I’m sorry norell208. That’s so much loss. I didn’t realize you were dealing with the death of your parents AND your son cumulatively. I’m glad you had the chance to be with and talk to both your parents shortly before they died though, and I hope it helped in dealing with missing them both by such a narrow margin at the end. That would be tough, especially when it happened twice.
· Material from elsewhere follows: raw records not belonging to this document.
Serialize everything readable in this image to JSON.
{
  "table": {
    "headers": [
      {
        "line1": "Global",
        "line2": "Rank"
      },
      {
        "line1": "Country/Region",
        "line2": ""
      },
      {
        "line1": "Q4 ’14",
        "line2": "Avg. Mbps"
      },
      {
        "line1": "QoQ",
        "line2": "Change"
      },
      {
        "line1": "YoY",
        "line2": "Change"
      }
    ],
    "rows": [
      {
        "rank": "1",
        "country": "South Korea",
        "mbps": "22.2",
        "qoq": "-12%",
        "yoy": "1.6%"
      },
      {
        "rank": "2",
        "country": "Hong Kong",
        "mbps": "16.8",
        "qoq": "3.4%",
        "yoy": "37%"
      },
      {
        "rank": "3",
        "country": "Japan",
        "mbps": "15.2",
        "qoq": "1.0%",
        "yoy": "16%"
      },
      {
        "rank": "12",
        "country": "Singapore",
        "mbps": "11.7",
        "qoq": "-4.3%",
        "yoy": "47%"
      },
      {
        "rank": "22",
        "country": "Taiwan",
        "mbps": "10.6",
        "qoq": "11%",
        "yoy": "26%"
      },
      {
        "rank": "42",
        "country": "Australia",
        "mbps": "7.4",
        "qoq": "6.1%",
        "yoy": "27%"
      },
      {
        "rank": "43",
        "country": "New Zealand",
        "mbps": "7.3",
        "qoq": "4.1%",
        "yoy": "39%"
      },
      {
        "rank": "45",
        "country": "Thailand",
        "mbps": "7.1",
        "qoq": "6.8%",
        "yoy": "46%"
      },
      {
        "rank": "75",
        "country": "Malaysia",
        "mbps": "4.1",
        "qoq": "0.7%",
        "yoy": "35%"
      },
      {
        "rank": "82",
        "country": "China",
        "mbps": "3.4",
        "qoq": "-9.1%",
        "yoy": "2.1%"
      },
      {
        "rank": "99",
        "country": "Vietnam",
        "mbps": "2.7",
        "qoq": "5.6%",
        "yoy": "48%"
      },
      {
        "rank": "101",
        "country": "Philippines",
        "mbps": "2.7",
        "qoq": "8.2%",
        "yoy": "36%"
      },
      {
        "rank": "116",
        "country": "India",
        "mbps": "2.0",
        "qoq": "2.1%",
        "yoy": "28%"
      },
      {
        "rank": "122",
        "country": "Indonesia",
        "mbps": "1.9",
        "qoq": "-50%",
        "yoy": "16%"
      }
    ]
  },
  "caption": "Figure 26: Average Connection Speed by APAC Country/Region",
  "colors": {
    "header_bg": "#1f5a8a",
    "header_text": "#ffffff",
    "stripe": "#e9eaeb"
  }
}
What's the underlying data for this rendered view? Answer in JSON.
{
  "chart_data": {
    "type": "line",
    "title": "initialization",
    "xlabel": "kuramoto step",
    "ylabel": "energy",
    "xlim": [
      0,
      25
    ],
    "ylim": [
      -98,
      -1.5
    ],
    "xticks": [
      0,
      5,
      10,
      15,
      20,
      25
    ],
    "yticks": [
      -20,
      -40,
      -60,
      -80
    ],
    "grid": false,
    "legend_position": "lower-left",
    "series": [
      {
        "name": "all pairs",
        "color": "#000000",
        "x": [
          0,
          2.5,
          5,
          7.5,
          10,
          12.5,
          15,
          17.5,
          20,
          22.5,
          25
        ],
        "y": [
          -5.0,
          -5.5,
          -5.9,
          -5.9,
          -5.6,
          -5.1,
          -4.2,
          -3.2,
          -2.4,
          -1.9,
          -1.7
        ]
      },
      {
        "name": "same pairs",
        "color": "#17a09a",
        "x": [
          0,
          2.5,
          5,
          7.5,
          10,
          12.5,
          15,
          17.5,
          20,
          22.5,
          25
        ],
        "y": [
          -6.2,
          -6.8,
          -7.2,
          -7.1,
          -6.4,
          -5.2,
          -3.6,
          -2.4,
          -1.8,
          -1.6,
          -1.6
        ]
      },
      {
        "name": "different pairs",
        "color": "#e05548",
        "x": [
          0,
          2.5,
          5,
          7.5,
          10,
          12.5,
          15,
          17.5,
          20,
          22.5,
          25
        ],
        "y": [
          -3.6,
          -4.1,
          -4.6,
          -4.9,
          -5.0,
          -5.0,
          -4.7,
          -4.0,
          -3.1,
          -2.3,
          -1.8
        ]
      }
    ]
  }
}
I’ve found that medical personnel often don’t give notice that time is short until it’s too late. I understand why…time of death is very unpredictable until a person is actively dying, but then things move all too quickly. I would probably err on the side of calling out the family early. Even if they couldn’t stay until the moment of passing, at least they would be able to exchange last words, or hold hands, or whisper good byes. Over the years with hospice I came to feel like dying isn’t a momentary event so much as a gradual transition, something that can start weeks beforehand and culminate a little while after their heart stops. I realized I felt the same sense of closure, of completion, saying my good-byes anytime within that window. It’s like the timetables of the body and the life inside it are different. As if they run parallel, but at slightly different speeds.